French politician (born 1936)

Anne d'Ornano (née de Contades; born 7 December 1936) is a French politician.

==Early life==
Contades was born on 7 December 1936 in Paris. She is the daughter of the Arnaud de Contades, Marquis de Contades (1907–1975), of the Château de Montgeoffroy in Anjou, France, and Sonia Raoul-Duval, the Marquise de la Rozière (1912–1997), of San Ángel, Mexico.

Her maternal grandparents were the Hon. Mrs. Fanny Lawrence Vernon of Sudbury Hall, Derbyshire, England (a daughter of the 7th Baron Vernon and American heiress Frances Venables-Vernon, Lady Vernon) and French polo player Maurice Raoul-Duval. She was later installed as mayor of Deauville.

==Career==
She was the President of the General Council of the French department of Calvados. She has been President of the department since 1991. She was a member of the Union for French Democracy (UDF) until the UDF dissolved in 2007, and she did not join either of the UDF's claimed successors: the New Centre and the MoDem. Unlike most centrists, she supported Nicolas Sarkozy by the first round of the 2007 election, over UDF candidate François Bayrou. However, she is not a member of Sarkozy's Union for a Popular Movement (UMP).
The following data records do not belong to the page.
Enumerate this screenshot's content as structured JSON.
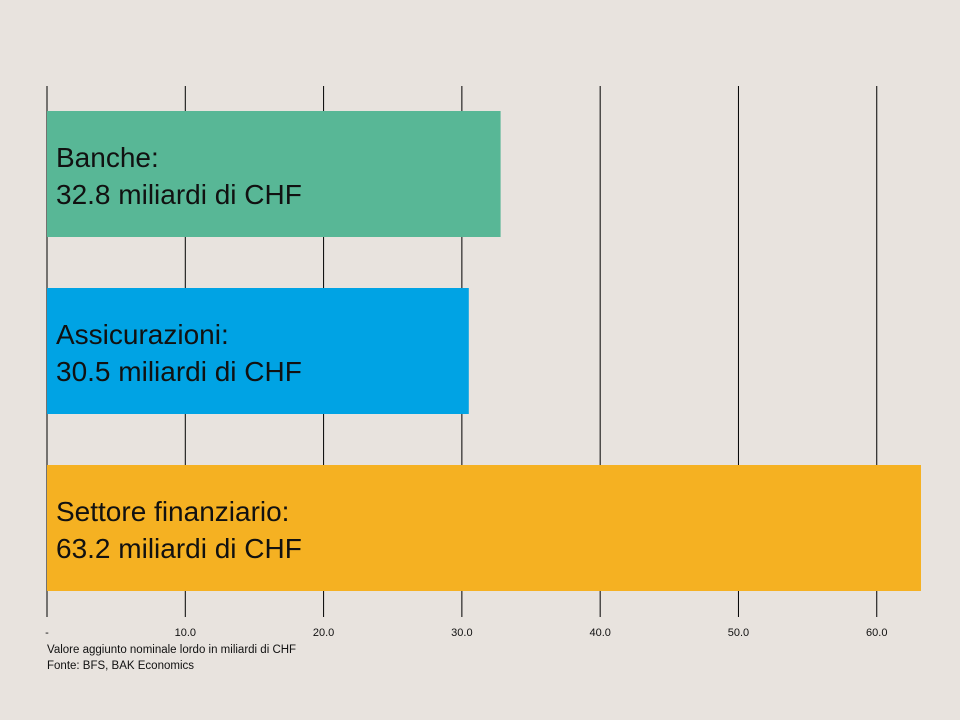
{
  "chart_data": {
    "type": "bar",
    "orientation": "horizontal",
    "categories": [
      "Banche",
      "Assicurazioni",
      "Settore finanziario"
    ],
    "values": [
      32.8,
      30.5,
      63.2
    ],
    "bar_labels": [
      [
        "Banche:",
        "32.8 miliardi di CHF"
      ],
      [
        "Assicurazioni:",
        "30.5 miliardi di CHF"
      ],
      [
        "Settore finanziario:",
        "63.2 miliardi di CHF"
      ]
    ],
    "colors": [
      "#58b796",
      "#00a3e4",
      "#f5b122"
    ],
    "xlim": [
      0,
      63.2
    ],
    "xticks": [
      0,
      10,
      20,
      30,
      40,
      50,
      60
    ],
    "xtick_labels": [
      "-",
      "10.0",
      "20.0",
      "30.0",
      "40.0",
      "50.0",
      "60.0"
    ],
    "grid": true,
    "subtitle": "Valore aggiunto nominale lordo in miliardi di CHF",
    "source": "Fonte: BFS, BAK Economics"
  }
}
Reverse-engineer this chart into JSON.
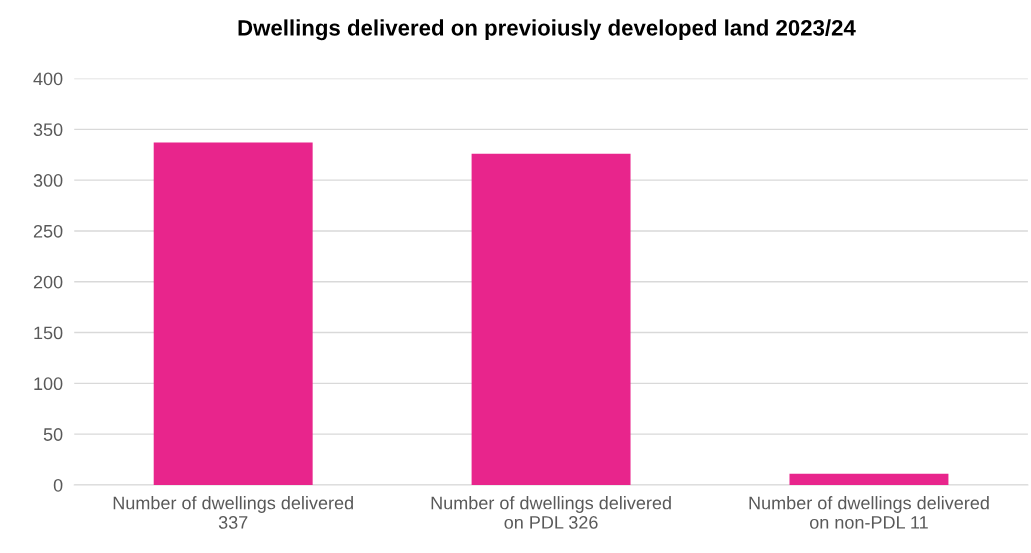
{
  "chart_data": {
    "type": "bar",
    "title": "Dwellings delivered on previoiusly developed land 2023/24",
    "categories": [
      "Number of dwellings delivered\n337",
      "Number of dwellings delivered\non PDL 326",
      "Number of dwellings delivered\non non-PDL 11"
    ],
    "values": [
      337,
      326,
      11
    ],
    "color": "#e8258c",
    "ylim": [
      0,
      400
    ],
    "yticks": [
      0,
      50,
      100,
      150,
      200,
      250,
      300,
      350,
      400
    ],
    "grid": "y"
  }
}
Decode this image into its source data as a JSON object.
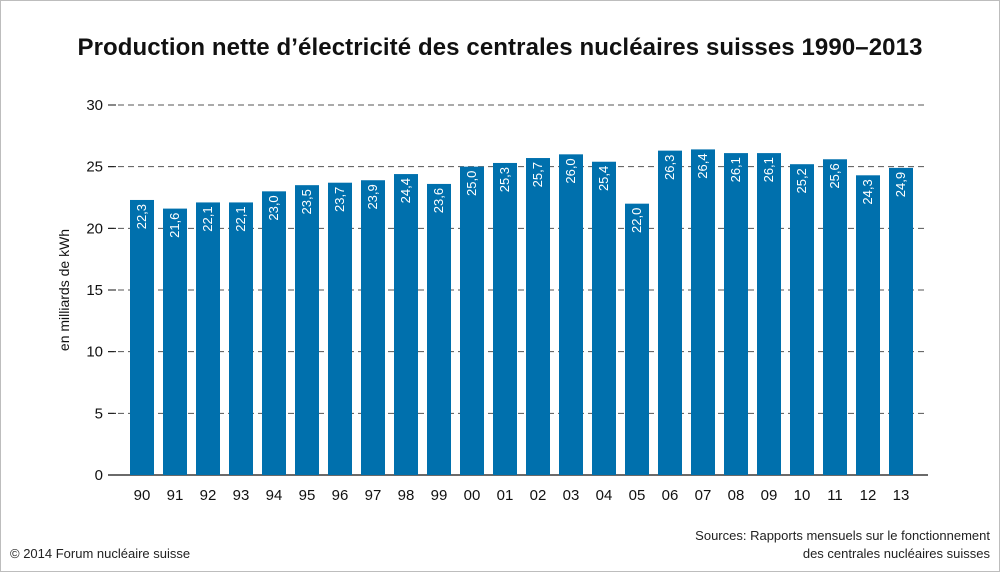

Upon the death of her husband, she succeeded as President of the General Council. She also succeeded him as Mayor of Deauville in 1977, a post she held until 2001 when she retired in favour of Philippe Augier.

==Personal life==
In September 1960, she married Count Michel d'Ornano, the eldest son of Count Guillaume d'Ornano. They were the parents of Catherine d'Ornano and Jean-Guillaume d'Ornano.

===Honours===
D'Ornano has been awarded the Legion of Honour, and is also a commandeur of the Ordre national du Mérite.